2. The next stage (Matt 10:32-33; 2Tim 2:12b; Rev 3:5c) moved from passive constructions to Jesus himself, as either "I" or "he".3. Finally Mark 8:38 introduced the "Son of Man" into a single positive version of the saying, a usage Luke was to adopt when using the Q version of the saying.
International Q Project
The IQP reconstruction reads:
Anyone who [may] speak out for me in public,
[the son of humanity] will also speak out for him before the angels ...But whoever may deny me in public [will be] den[ied] before the angels ...
The voting of the Seminart on this item was as follows:
- Luke 12:8-9
- Matt 10:32-33
- 2Clem 3:2
- Mark 8:38
- Matt 16:27
- Luke 9:26
- 2Tim 2:12b
The brief commentary in The Five Gospels (p. 80) notes that this saying is found in "two versions, the one recorded by Mark 8:38 and parallels ... and the other preserved by Q (Matt 10:32-33//Luke12:8-9). The first promises shame for shame. The second is given a legal twist: acknowledgment for acknowledgment, denial for denial. It is unclear which version is earlier, or whether the Q version even mentioned 'the son of Adam' ..."
In both versions Jesus is identified with the apocalyptic son of Adam coming in power, and the fate of those to whom he comes at the End is directly related to the way in which they treated him in the meantime. This does seem to reflect the influence of Daniel 7:13-14, which reads:
As I looked on, in a night vision, one like a human being came with the clouds of heaven; he reached the Ancient of Days and was presented to him. /14/ Dominion, glory, and kingship were given to him; all peoples and nations of every language must serve him. His dominion is an everlasting dominion that will not pass away, and his kingship one that will not be destroyed.
As the voting results indicate, very few Fellows of the Jesus Seminar considered that this cluster had its origins as a saying of Jesus. Most were persuaded that this saying was created by the early Jesus movement as it faced rejection of its mission and message, and as it came to interpret Jesus in apocalyptic categories such as those provided by Daniel and 1 Enoch.

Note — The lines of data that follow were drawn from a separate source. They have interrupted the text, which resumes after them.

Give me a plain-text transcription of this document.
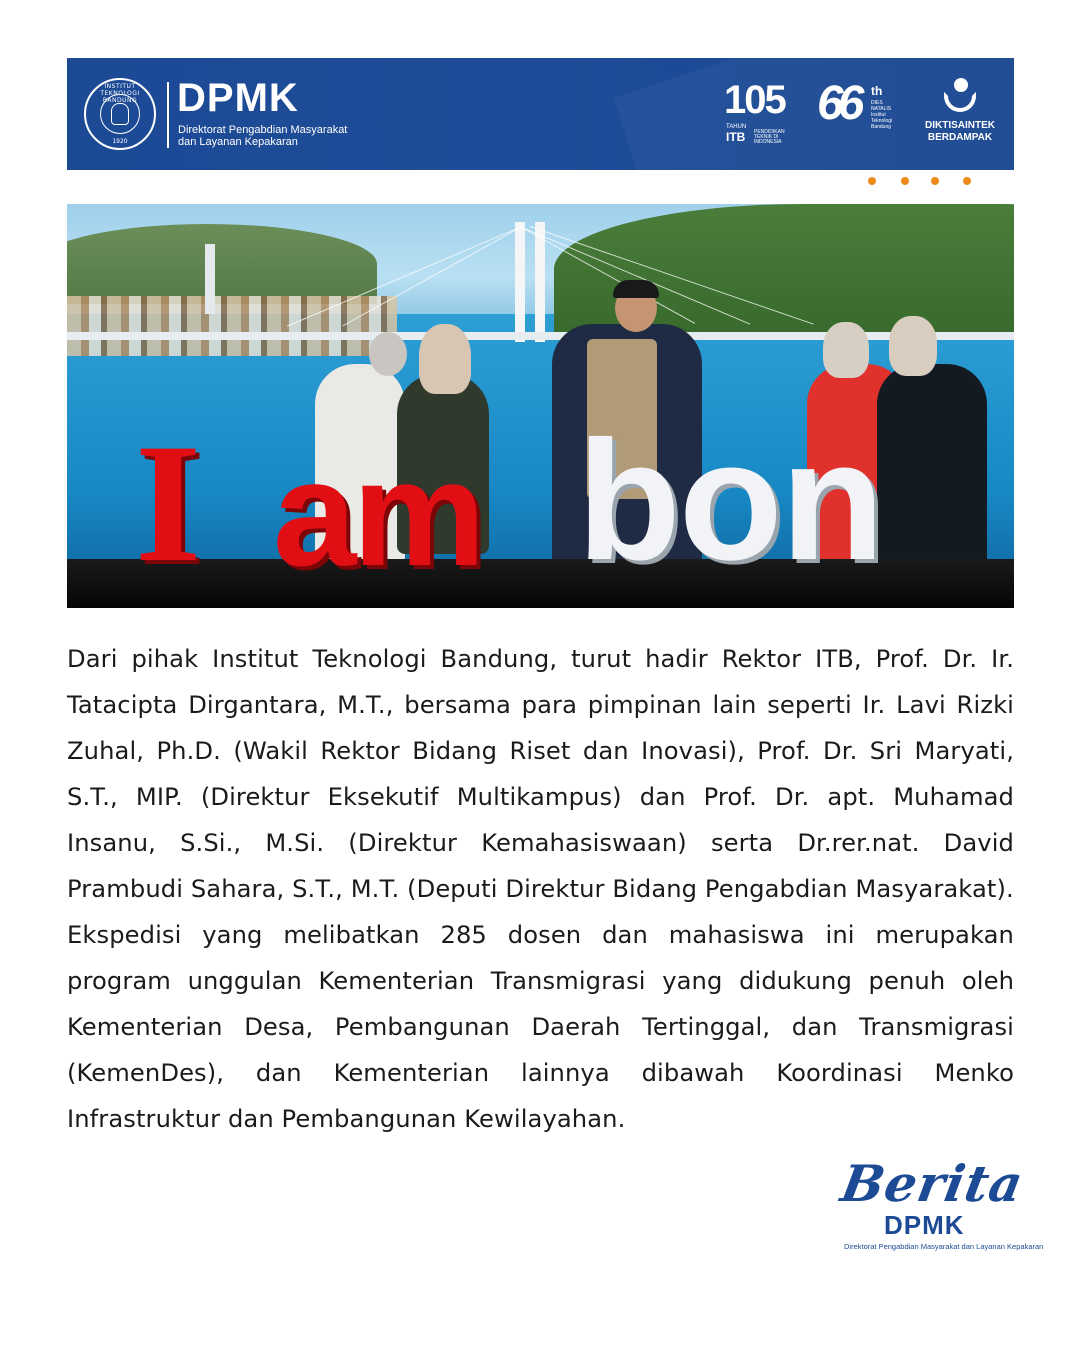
INSTITUT TEKNOLOGI BANDUNG
1920
DPMK
Direktorat Pengabdian Masyarakat
dan Layanan Kepakaran
105
TAHUN
ITB PENDIDIKAN TEKNIK DI INDONESIA
66	th
DIES NATALIS Institut Teknologi Bandung	DIKTISAINTEK
BERDAMPAK
I am bon

Dari pihak Institut Teknologi Bandung, turut hadir Rektor ITB, Prof. Dr. Ir. Tatacipta Dirgantara, M.T., bersama para pimpinan lain seperti Ir. Lavi Rizki Zuhal, Ph.D. (Wakil Rektor Bidang Riset dan Inovasi), Prof. Dr. Sri Maryati, S.T., MIP. (Direktur Eksekutif Multikampus) dan Prof. Dr. apt. Muhamad Insanu, S.Si., M.Si. (Direktur Kemahasiswaan) serta Dr.rer.nat. David Prambudi Sahara, S.T., M.T. (Deputi Direktur Bidang Pengabdian Masyarakat).

Ekspedisi yang melibatkan 285 dosen dan mahasiswa ini merupakan program unggulan Kementerian Transmigrasi yang didukung penuh oleh Kementerian Desa, Pembangunan Daerah Tertinggal, dan Transmigrasi (KemenDes), dan Kementerian lainnya dibawah Koordinasi Menko Infrastruktur dan Pembangunan Kewilayahan.

Berita
DPMK
Direktorat Pengabdian Masyarakat dan Layanan Kepakaran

Luedemann [Jesus], (344) states " this is a prophetic admonition from the post-Easter community. For it, Jesus and the Son of man were 'identical in the future: Jesus will return in the near future as the Son of man with the clouds of heaven. In his earthly life he was not yet the Son of man, since he will come to judgment only with the clouds of heaven (Dan. 7.13f) at the end of days' (Haenchen)."